Frequently Asked Questions

  • What muscle does Bridge Pose Setu Bandhasana target most?

    It mainly works the glutes and hamstrings, with help from the lower back and core. It also gives the front of the hips and chest a useful opening.

  • Can beginners perform this exercise?

    Yes. Beginners can keep the lift small, hold for a few breaths, and focus on even pressure through both feet before trying a higher bridge.

  • How high should my hips go in Bridge Pose Setu Bandhasana?

    Lift only until your torso and thighs make a smooth line and your lower back still feels long. If your ribs flare or your neck tightens, the bridge is too high.

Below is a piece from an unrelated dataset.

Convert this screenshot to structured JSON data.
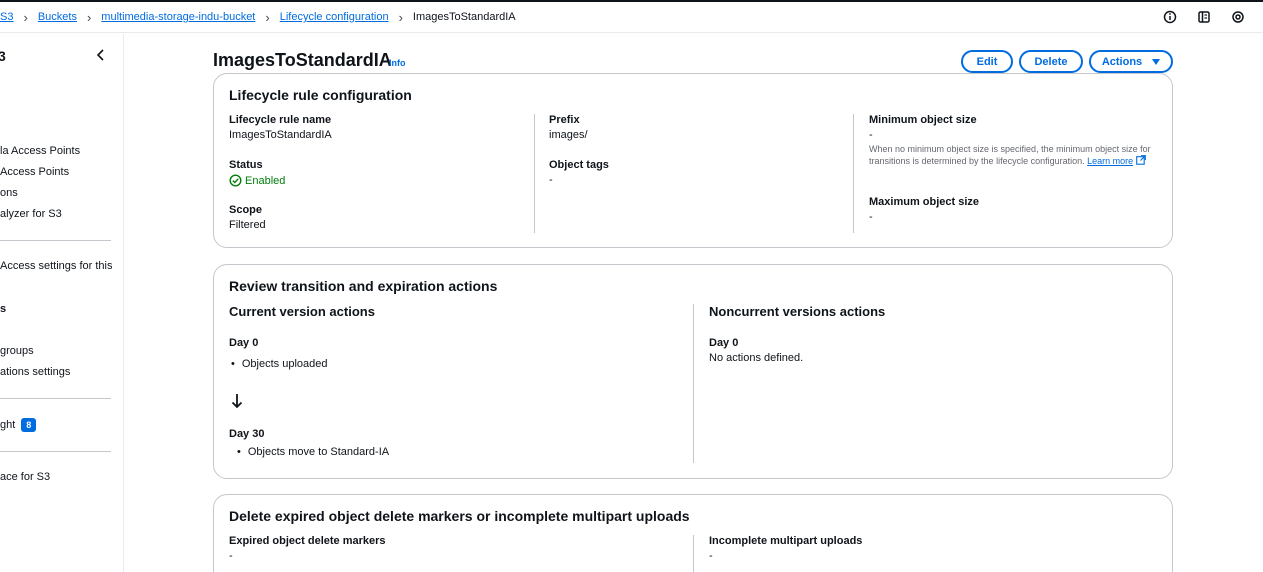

  • Why do my hamstrings cramp during the bridge?

    Your feet are probably too far from your hips, or you are trying to lift with the legs instead of the glutes. Bring the heels a little closer and make the first few reps smaller.

  • Should my knees open out during the pose?

    No. Keep the knees tracking straight ahead over the second and third toes so the hips stay even and the bridge does not twist.

  • Can I reach my arms overhead in Bridge Pose Setu Bandhasana?

    Yes, if the bridge is stable and your shoulders feel comfortable. If that position pulls your ribs open or makes the neck tense, keep the arms by your sides.

  • Is Bridge Pose Setu Bandhasana more of a stretch or a strength pose?

    It is both. The lift strengthens the glutes and posterior chain, while the chest and hip flexors get a gentle opening.

  • What should I do if my lower back feels pinched?

    Lower the hips a little, keep the ribs down, and press through the feet rather than arching harder. If the pinch stays, reduce the range or use a supported version.